Entitled ‘Polskie Historie Kresowe’ (Polish Kresy Histories), the series begins with a 10 minute film entitled ‘Lwowski Antoni, Ostoja polskiej tradycji i wiary’ (Lviv’s St Anthony, Refuge of Polish Faith and Tradition), which presents a brief historical outline and contemporary insight into Lviv’s Parish Church of St Anthony and its Polish roots.
The ‘Kresy’ is the term for territories which were part of eastern Poland before WWII and were incorporated into what was then the Soviet Union at conferences held after the war, and which still retain strong historical and cultural connections with Poland.
An important meeting place for Poles in Lviv before WWII (then the Polish city of Lwów), and retaining a strong Polish connection after the war and until the present, the church’s origins date from the early 17th century.
But it owes its present form to the 18th century and the support of a foundation established by the Castellan of Kraków, Prince Janusz Antoni Wiśniowiecki, a descendant of the princely Wiśniowiecki family, influential in the period of the Polish-Lithuanian Commonwealth.
Completed in a late baroque style in 1739, the church is significant as one of only two Roman Catholic churches in Lviv, alongside the cathedral, to remain continuously open throughout the period of the Soviet Union.
Other noteworthy histories include being the christening place of celebrated Polish poet Zbigniew Herbert in 1924 and the host for two valuable portraits of members of the Wiśniowiecki clan, that of Konstanty Christopher Wiśniowiecki and his wife dating from the end of the 17th century.
Co-produced by the Polonika Institute (The National Institute of Polish Cultural Heritage Abroad) and Fundacja Dziedzictwo Kresowe (The Kresy Heritage Foundation) using archival and contemporary footage alongside interviews, the film also shows the conservation work which both organisations have undertaken on the church, on its altars, frescoes, stairs and ongoing work on its polychromes.
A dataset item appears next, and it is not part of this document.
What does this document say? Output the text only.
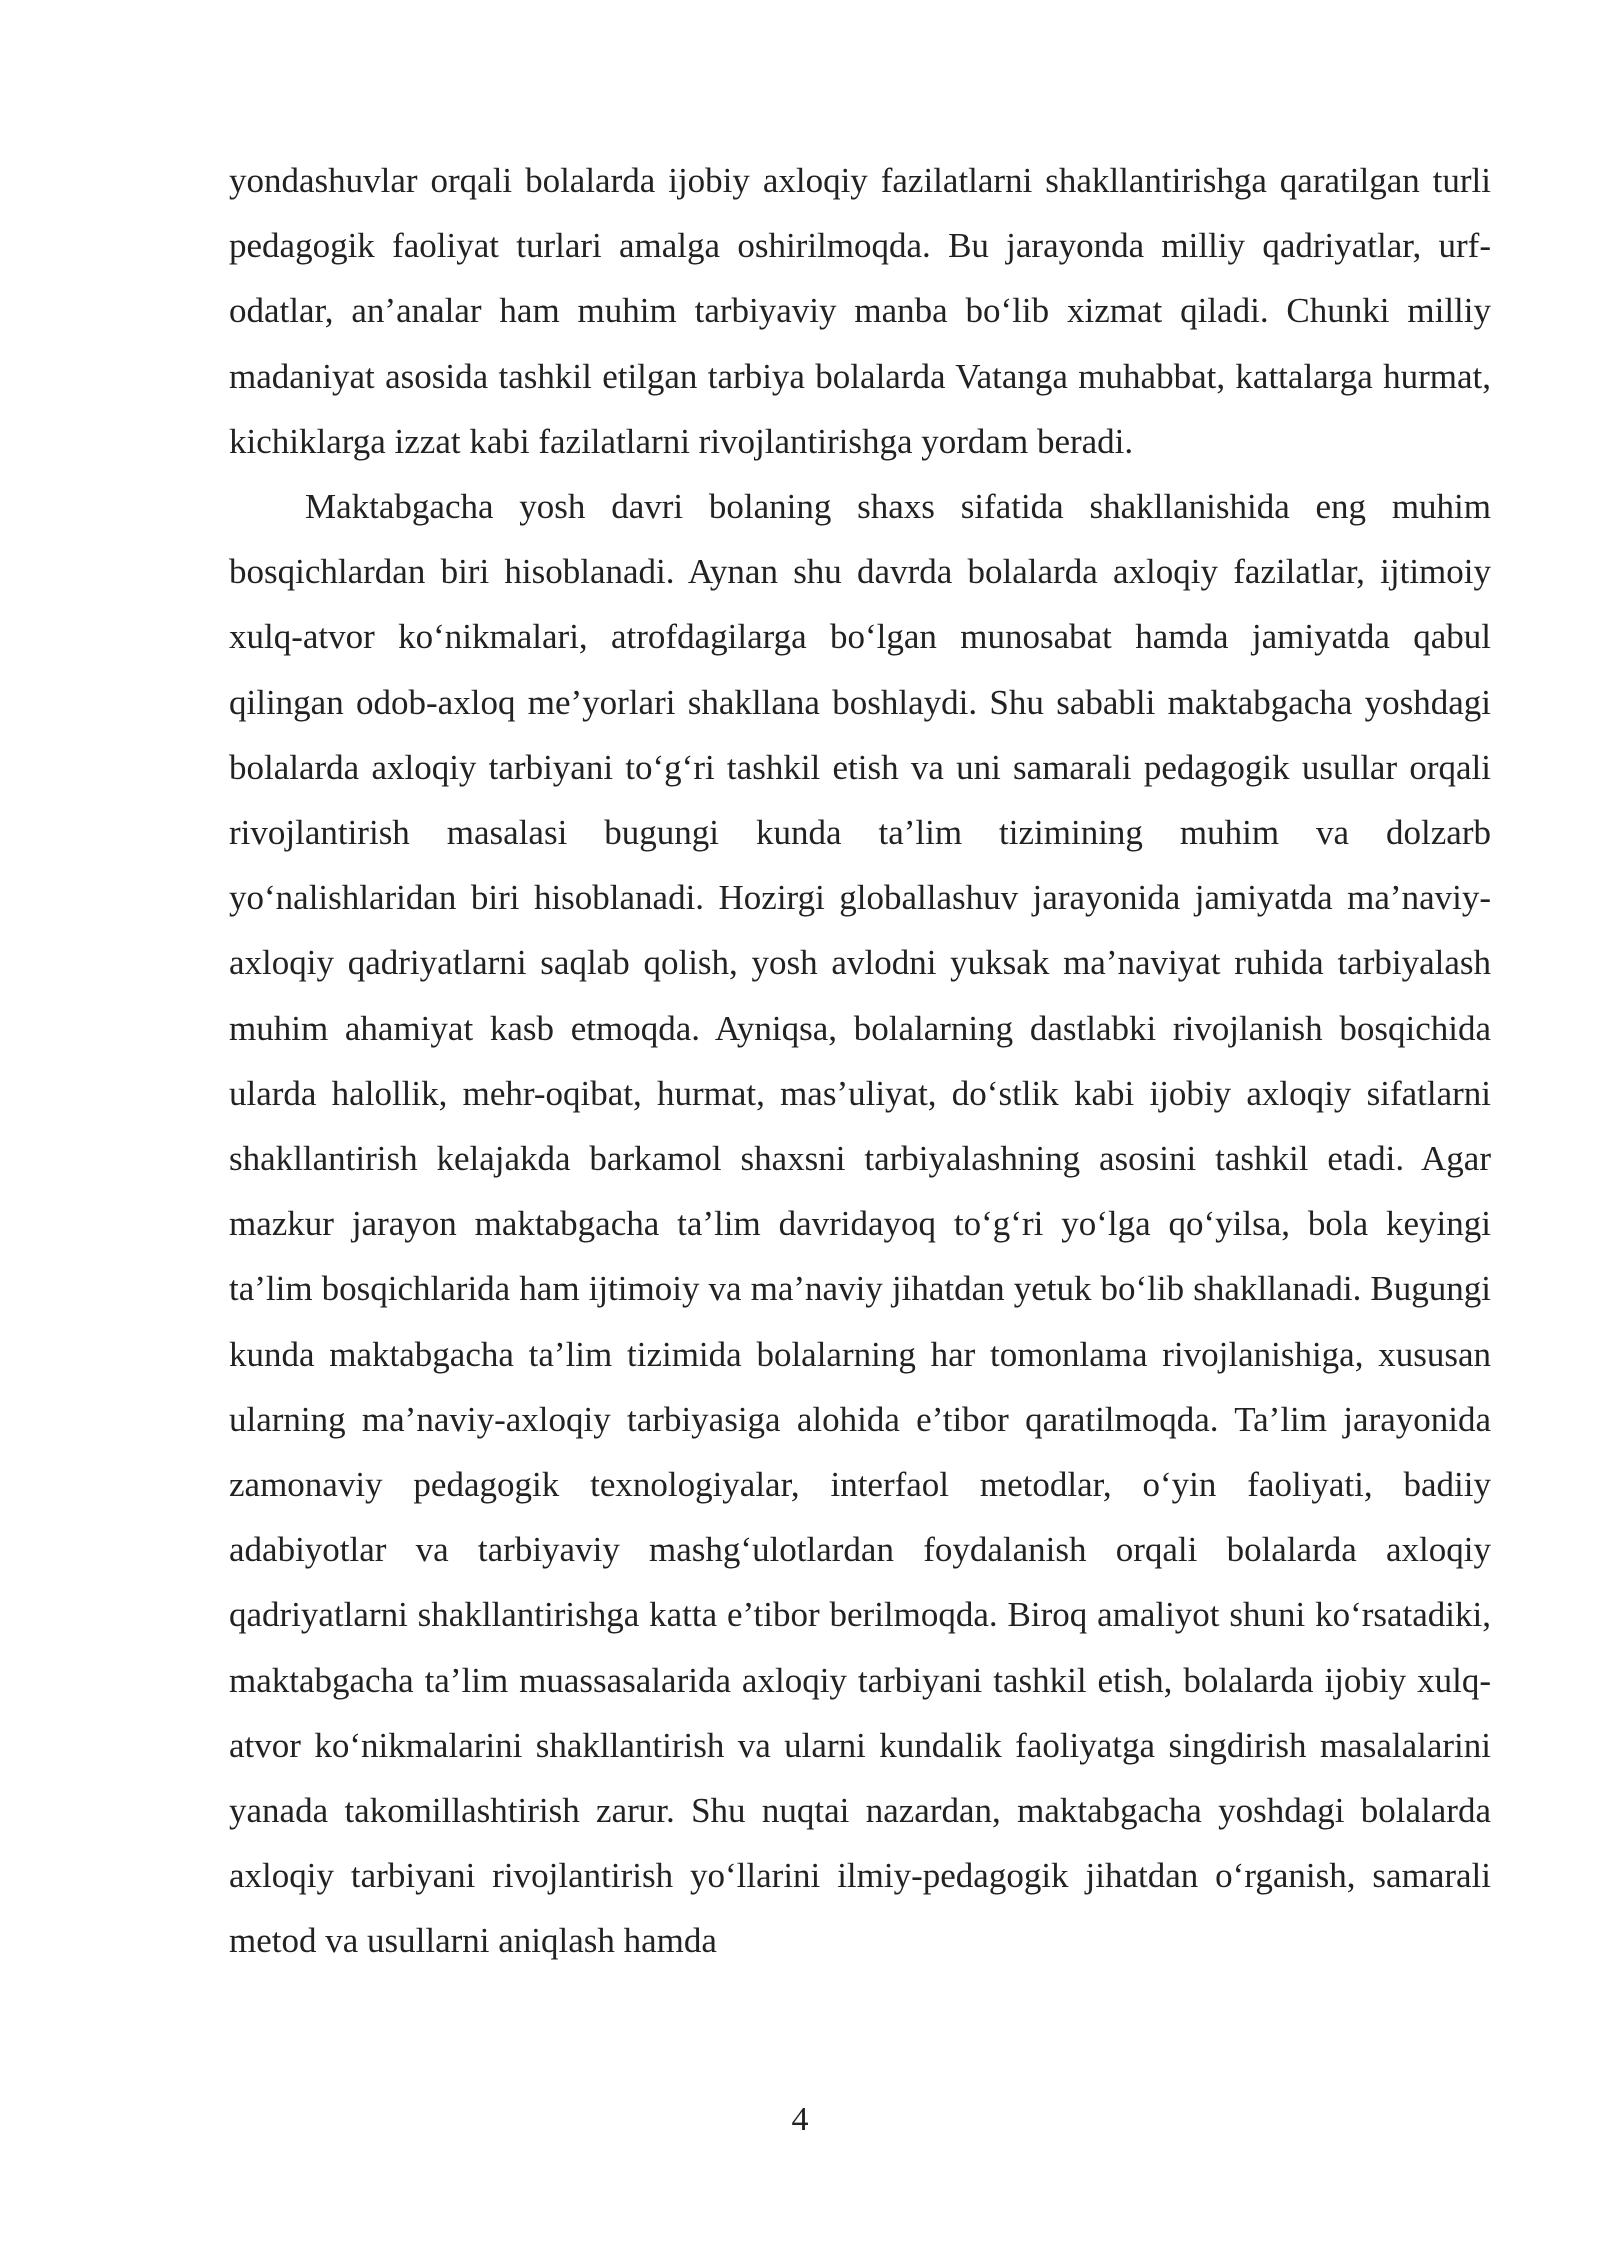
yondashuvlar orqali bolalarda ijobiy axloqiy fazilatlarni shakllantirishga qaratilgan turli pedagogik faoliyat turlari amalga oshirilmoqda. Bu jarayonda milliy qadriyatlar, urf-odatlar, an’analar ham muhim tarbiyaviy manba boʻlib xizmat qiladi. Chunki milliy madaniyat asosida tashkil etilgan tarbiya bolalarda Vatanga muhabbat, kattalarga hurmat, kichiklarga izzat kabi fazilatlarni rivojlantirishga yordam beradi.

Maktabgacha yosh davri bolaning shaxs sifatida shakllanishida eng muhim bosqichlardan biri hisoblanadi. Aynan shu davrda bolalarda axloqiy fazilatlar, ijtimoiy xulq-atvor koʻnikmalari, atrofdagilarga boʻlgan munosabat hamda jamiyatda qabul qilingan odob-axloq me’yorlari shakllana boshlaydi. Shu sababli maktabgacha yoshdagi bolalarda axloqiy tarbiyani toʻgʻri tashkil etish va uni samarali pedagogik usullar orqali rivojlantirish masalasi bugungi kunda ta’lim tizimining muhim va dolzarb yoʻnalishlaridan biri hisoblanadi. Hozirgi globallashuv jarayonida jamiyatda ma’naviy-axloqiy qadriyatlarni saqlab qolish, yosh avlodni yuksak ma’naviyat ruhida tarbiyalash muhim ahamiyat kasb etmoqda. Ayniqsa, bolalarning dastlabki rivojlanish bosqichida ularda halollik, mehr-oqibat, hurmat, mas’uliyat, doʻstlik kabi ijobiy axloqiy sifatlarni shakllantirish kelajakda barkamol shaxsni tarbiyalashning asosini tashkil etadi. Agar mazkur jarayon maktabgacha ta’lim davridayoq toʻgʻri yoʻlga qoʻyilsa, bola keyingi ta’lim bosqichlarida ham ijtimoiy va ma’naviy jihatdan yetuk boʻlib shakllanadi. Bugungi kunda maktabgacha ta’lim tizimida bolalarning har tomonlama rivojlanishiga, xususan ularning ma’naviy-axloqiy tarbiyasiga alohida e’tibor qaratilmoqda. Ta’lim jarayonida zamonaviy pedagogik texnologiyalar, interfaol metodlar, oʻyin faoliyati, badiiy adabiyotlar va tarbiyaviy mashgʻulotlardan foydalanish orqali bolalarda axloqiy qadriyatlarni shakllantirishga katta e’tibor berilmoqda. Biroq amaliyot shuni koʻrsatadiki, maktabgacha ta’lim muassasalarida axloqiy tarbiyani tashkil etish, bolalarda ijobiy xulq-atvor koʻnikmalarini shakllantirish va ularni kundalik faoliyatga singdirish masalalarini yanada takomillashtirish zarur. Shu nuqtai nazardan, maktabgacha yoshdagi bolalarda axloqiy tarbiyani rivojlantirish yoʻllarini ilmiy-pedagogik jihatdan oʻrganish, samarali metod va usullarni aniqlash hamda

4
Speaking to Polonia 24, director of the Polonika Institute, Dorota Janiszewska-Jakubiak said the film was “also very important for future generations, because this history, which is connected with Lviv, lies at the heart of the contemporary identity of Poles, but we should also remember that it is the history of contemporary Ukraine”.
The film has attracted considerable interest since it was released on the Youtube channel of Fundacja Dziedzictwa Kresowego two weeks ago and is the first in a series of planned films about interesting stories of Polish cultural heritage abroad, in territories once part of Poland.
The second film, due to be released next week, will focus on Maria Konopnicka considered the greatest female Polish poet from the period of realism, and her connections with the city of Lwów.
Speaking to TFN about the project, Jan Sabadasz, director of Fundacja Dziedzictwa Kresowego said: “The initial idea for the Polish Kresy Histories film series was to bring to life the issues around Polish Cultural Heritage abroad for viewers in Poland.
“We produced these two films at the end of 2021. Since the first one was released on our Youtube channel, we have been really positively surprised by the reception and interest it has received and it has already broken our online record for the number of views.
“Our plan is to produce more films, at least five of which will look at unique topics connected to Polish cultural heritage abroad, films about people, buildings and also not just focused on the Polish heritage of Lviv, but perhaps also Lithuania and Latvia.
“We also hope to have the films translated into English in the near future.”